Когда она в последний раз его видела, он сидел в плисовой куртке, бумазейном жилете и таких же брюках и рыжевато-коричневых кожаных гамашах перед миской горячей пшеничной каши. Время, кудесник, поработало здесь немало. Всматриваясь в мужа и вспоминая минувшие дни, она пришла в неописуемое смятение и, вся съежившись, прижалась к косяку глубокой дверной ниши, к которой вели ступени и где царил полумрак, не позволявший различить выражение ее лица. Она забыла о дочери, пока прикосновение Элизабет-Джейн не заставило ее очнуться.
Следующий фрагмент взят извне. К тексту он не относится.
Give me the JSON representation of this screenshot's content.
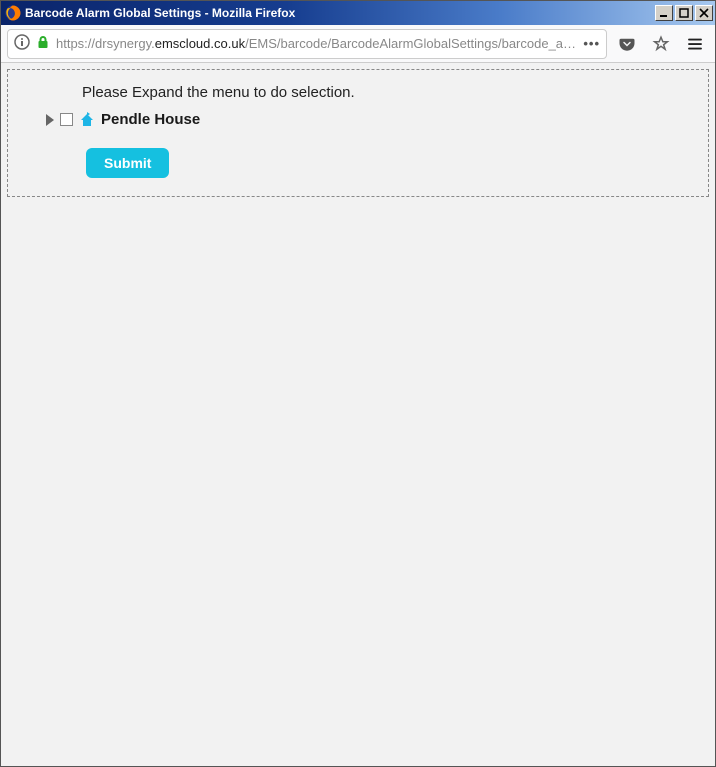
{
  "window": {
    "title": "Barcode Alarm Global Settings - Mozilla Firefox"
  },
  "url": {
    "prefix": "https://drsynergy.",
    "host": "emscloud.co.uk",
    "path": "/EMS/barcode/BarcodeAlarmGlobalSettings/barcode_alar"
  },
  "page": {
    "instruction": "Please Expand the menu to do selection.",
    "tree": {
      "root_label": "Pendle House"
    },
    "submit_label": "Submit"
  }
}
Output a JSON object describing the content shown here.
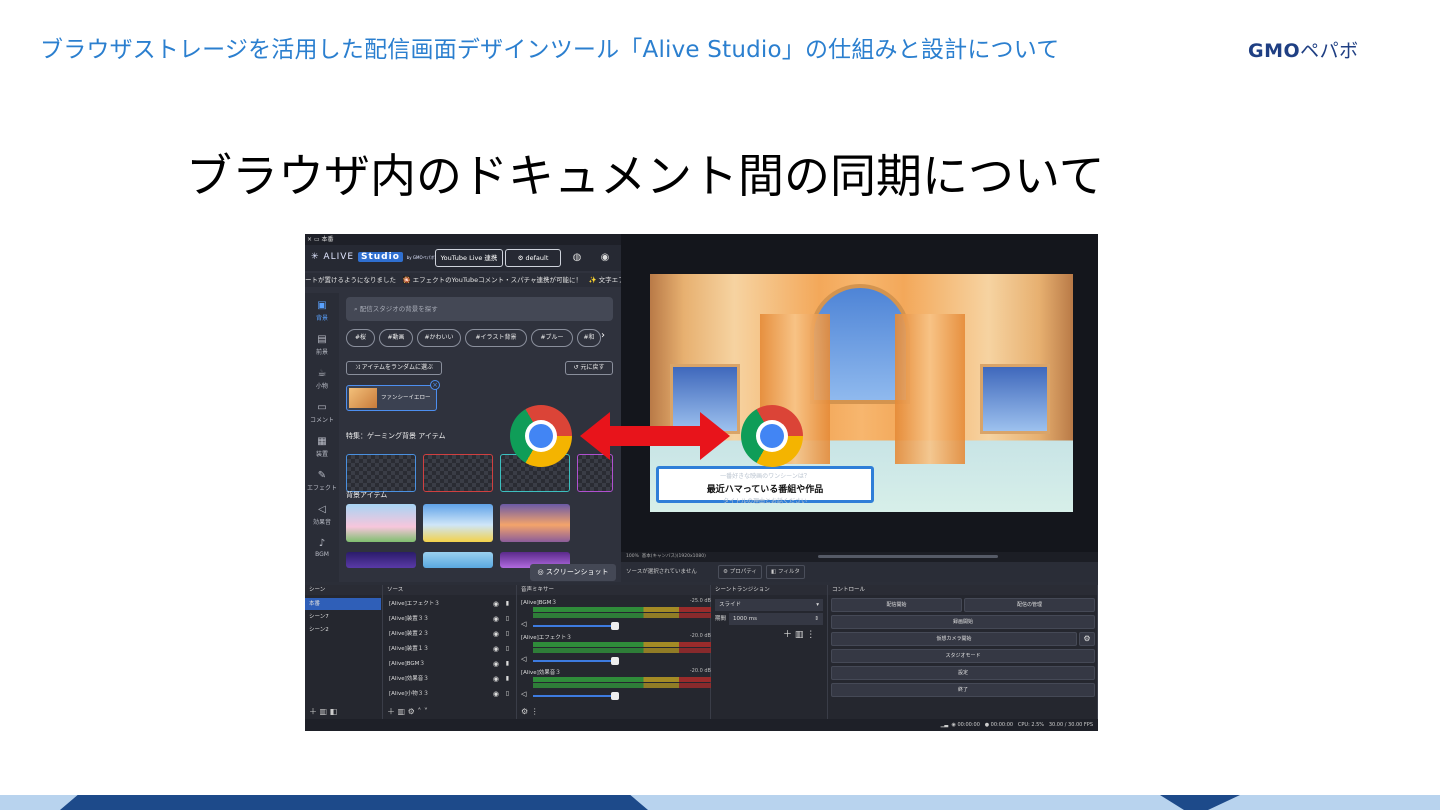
{
  "header": {
    "title": "ブラウザストレージを活用した配信画面デザインツール「Alive Studio」の仕組みと設計について",
    "logo_gmo": "GMO",
    "logo_pepabo": "ペパボ"
  },
  "slide": {
    "title": "ブラウザ内のドキュメント間の同期について"
  },
  "colors": {
    "header_blue": "#2b7fcf",
    "arrow_red": "#e8141b",
    "band_light": "#b8d3ee",
    "band_dark": "#1d4a8a"
  },
  "app": {
    "window_tab": "本番",
    "brand": "ALIVE",
    "brand_studio": "Studio",
    "brand_by": "by GMOペパボ",
    "youtube_button": "YouTube Live 連携",
    "default_button": "default",
    "ticker": "ートが置けるようになりました　🎇 エフェクトのYouTubeコメント・スパチャ連携が可能に！　✨ 文字エフ",
    "nav": [
      {
        "icon": "image-icon",
        "label": "背景"
      },
      {
        "icon": "layers-icon",
        "label": "前景"
      },
      {
        "icon": "cup-icon",
        "label": "小物"
      },
      {
        "icon": "comment-icon",
        "label": "コメント"
      },
      {
        "icon": "grid-icon",
        "label": "装置"
      },
      {
        "icon": "brush-icon",
        "label": "エフェクト"
      },
      {
        "icon": "speaker-icon",
        "label": "効果音"
      },
      {
        "icon": "music-icon",
        "label": "BGM"
      }
    ],
    "search_placeholder": "配信スタジオの背景を探す",
    "chips": [
      "#桜",
      "#動画",
      "#かわいい",
      "#イラスト背景",
      "#ブルー",
      "#和"
    ],
    "random_button": "アイテムをランダムに選ぶ",
    "undo_button": "元に戻す",
    "selected_item": "ファンシーイエロー",
    "feature_label": "特集：ゲーミング背景 アイテム",
    "bg_items_label": "背景アイテム",
    "screenshot_button": "スクリーンショット"
  },
  "preview": {
    "caption_faint_top": "一番好きな映画のワンシーンは？",
    "caption_main": "最近ハマっている番組や作品",
    "caption_faint_bottom": "タイトルの理由とお話ください",
    "status_zoom": "100%",
    "status_canvas": "基本(キャンバス)(1920x1080)",
    "no_source": "ソースが選択されていません",
    "properties": "プロパティ",
    "filters": "フィルタ"
  },
  "obs": {
    "scenes_title": "シーン",
    "scenes": [
      "本番",
      "シーン7",
      "シーン2"
    ],
    "sources_title": "ソース",
    "sources": [
      "[Alive]エフェクト３",
      "[Alive]装置３３",
      "[Alive]装置２３",
      "[Alive]装置１３",
      "[Alive]BGM３",
      "[Alive]効果音３",
      "[Alive]小物３３"
    ],
    "mixer_title": "音声ミキサー",
    "mixer": [
      {
        "name": "[Alive]BGM３",
        "db": "-25.0 dB"
      },
      {
        "name": "[Alive]エフェクト３",
        "db": "-20.0 dB"
      },
      {
        "name": "[Alive]効果音３",
        "db": "-20.0 dB"
      }
    ],
    "transition_title": "シーントランジション",
    "transition_type": "スライド",
    "duration_label": "期間",
    "duration_value": "1000 ms",
    "controls_title": "コントロール",
    "controls": {
      "start_stream": "配信開始",
      "manage_stream": "配信の管理",
      "start_record": "録画開始",
      "virtual_camera": "仮想カメラ開始",
      "studio_mode": "スタジオモード",
      "settings": "設定",
      "exit": "終了"
    },
    "status": {
      "time1": "00:00:00",
      "time2": "00:00:00",
      "cpu": "CPU: 2.5%",
      "fps": "30.00 / 30.00 FPS"
    }
  }
}
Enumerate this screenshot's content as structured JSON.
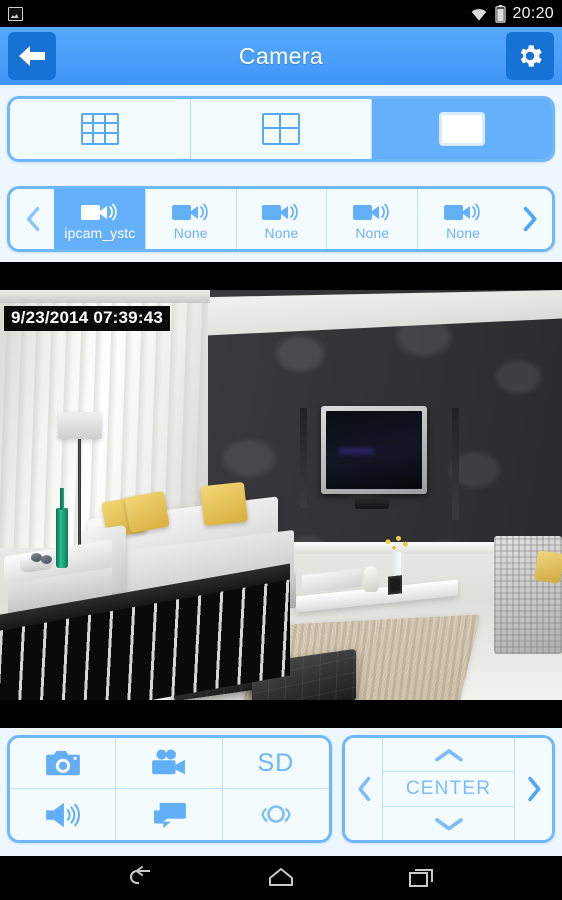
{
  "status_bar": {
    "notification_icon": "image-icon",
    "wifi_icon": "wifi-icon",
    "battery_icon": "battery-icon",
    "time": "20:20"
  },
  "title_bar": {
    "back_icon": "arrow-left-icon",
    "title": "Camera",
    "settings_icon": "gear-icon"
  },
  "layout_selector": {
    "options": [
      {
        "name": "grid-9",
        "icon": "grid-3x3-icon",
        "selected": false
      },
      {
        "name": "grid-4",
        "icon": "grid-2x2-icon",
        "selected": false
      },
      {
        "name": "single",
        "icon": "single-pane-icon",
        "selected": true
      }
    ]
  },
  "camera_strip": {
    "prev_icon": "chevron-left-icon",
    "next_icon": "chevron-right-icon",
    "items": [
      {
        "label": "ipcam_ystc",
        "icon": "camcorder-icon",
        "selected": true
      },
      {
        "label": "None",
        "icon": "camcorder-icon",
        "selected": false
      },
      {
        "label": "None",
        "icon": "camcorder-icon",
        "selected": false
      },
      {
        "label": "None",
        "icon": "camcorder-icon",
        "selected": false
      },
      {
        "label": "None",
        "icon": "camcorder-icon",
        "selected": false
      }
    ]
  },
  "video": {
    "timestamp": "9/23/2014 07:39:43",
    "scene_description": "living room with grey sofa, yellow cushions, black leather ottomans, wall mounted tv on dark damask wall"
  },
  "controls": {
    "buttons": [
      {
        "name": "snapshot",
        "icon": "photo-camera-icon",
        "label": ""
      },
      {
        "name": "record",
        "icon": "video-camera-icon",
        "label": ""
      },
      {
        "name": "quality",
        "icon": "",
        "label": "SD"
      },
      {
        "name": "audio",
        "icon": "speaker-icon",
        "label": ""
      },
      {
        "name": "talk",
        "icon": "chat-bubble-icon",
        "label": ""
      },
      {
        "name": "preset",
        "icon": "pan-rotate-icon",
        "label": ""
      }
    ]
  },
  "dpad": {
    "up_icon": "chevron-up-icon",
    "down_icon": "chevron-down-icon",
    "left_icon": "chevron-left-icon",
    "right_icon": "chevron-right-icon",
    "center_label": "CENTER"
  },
  "nav_bar": {
    "back_icon": "nav-back-icon",
    "home_icon": "nav-home-icon",
    "recents_icon": "nav-recents-icon"
  },
  "colors": {
    "accent": "#54a8fb",
    "accent_dark": "#1672d4",
    "panel_border": "#6fb7fb",
    "panel_fill": "#f4fbff",
    "icon_blue": "#6cb3f7"
  }
}
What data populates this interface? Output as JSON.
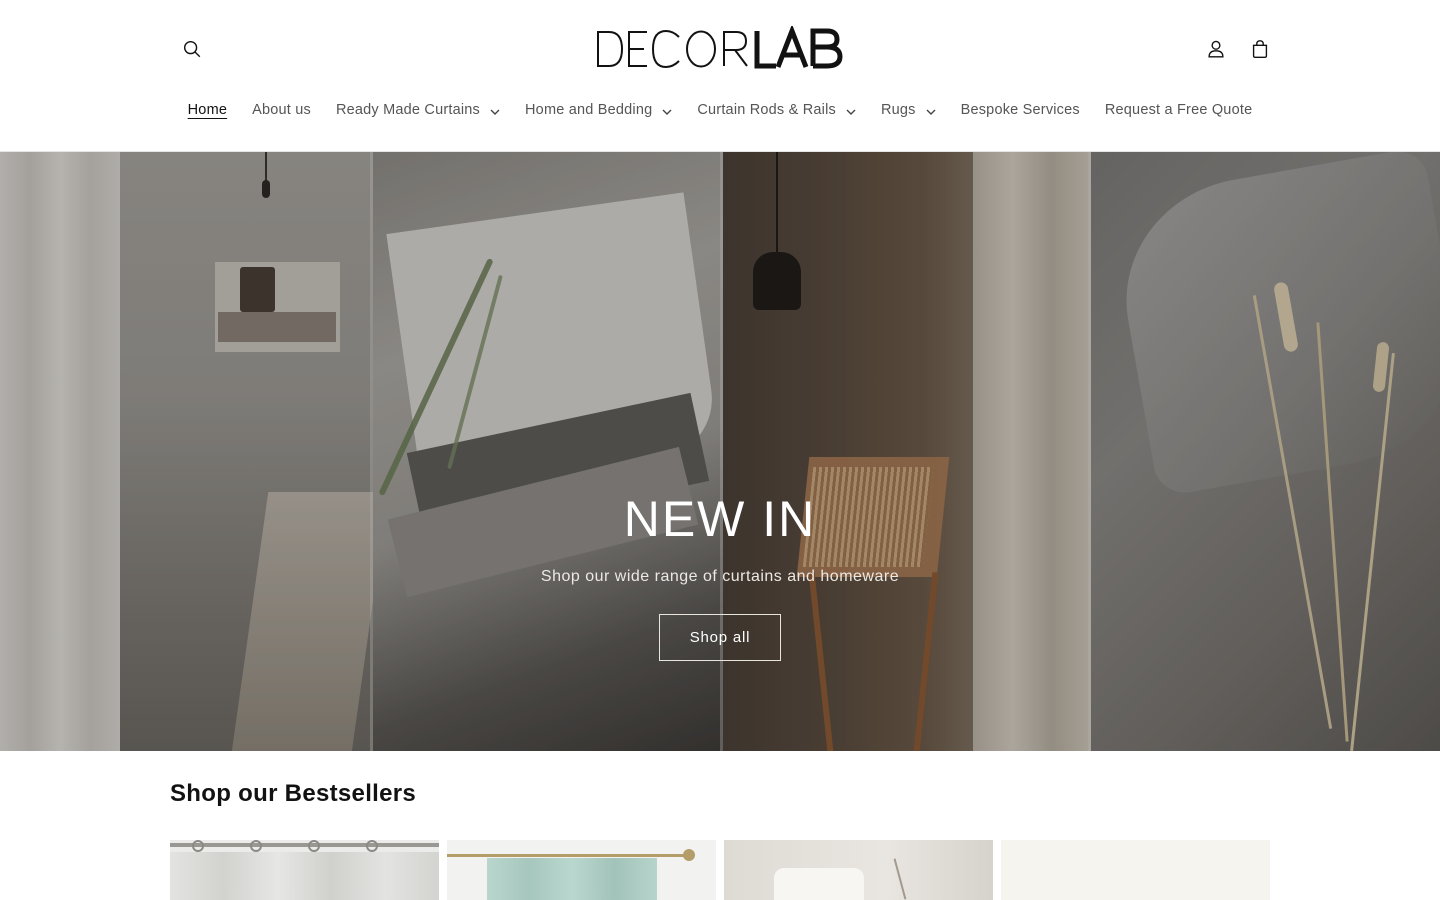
{
  "header": {
    "logo_text": "DECORLAB",
    "icons": {
      "search": "search-icon",
      "account": "account-icon",
      "cart": "cart-icon"
    }
  },
  "nav": {
    "items": [
      {
        "label": "Home",
        "active": true,
        "has_dropdown": false
      },
      {
        "label": "About us",
        "active": false,
        "has_dropdown": false
      },
      {
        "label": "Ready Made Curtains",
        "active": false,
        "has_dropdown": true
      },
      {
        "label": "Home and Bedding",
        "active": false,
        "has_dropdown": true
      },
      {
        "label": "Curtain Rods & Rails",
        "active": false,
        "has_dropdown": true
      },
      {
        "label": "Rugs",
        "active": false,
        "has_dropdown": true
      },
      {
        "label": "Bespoke Services",
        "active": false,
        "has_dropdown": false
      },
      {
        "label": "Request a Free Quote",
        "active": false,
        "has_dropdown": false
      }
    ]
  },
  "hero": {
    "title": "NEW IN",
    "subtitle": "Shop our wide range of curtains and homeware",
    "button_label": "Shop all"
  },
  "bestsellers": {
    "title": "Shop our Bestsellers",
    "product_count_visible": 4
  },
  "colors": {
    "text": "#121212",
    "nav_text": "#555555",
    "hero_overlay": "#3b3835",
    "background": "#ffffff"
  }
}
– Вы его видели, мама? – прошептала девушка.
– Да, да! – быстро ответила она. – Я его видела, и этого мне достаточно! Теперь я хочу только уйти – исчезнуть – умереть.
– Но почему же… почему? – Девушка придвинулась ближе и прошептала на ухо матери: – Вы думаете, что он вряд ли придет нам на помощь? А мне показалось, что он человек великодушный. А какой он джентльмен, правда? И как сверкают его бриллиантовые запонки! Странно все-таки: вы говорили, что. может, он сидит в колодках, или в работном доме, или умер! А вышло совсем наоборот! Неужели вы его боитесь? Я ничуть не боюсь. Я зайду к нему, только… он, конечно, может не признать такой дальней родии.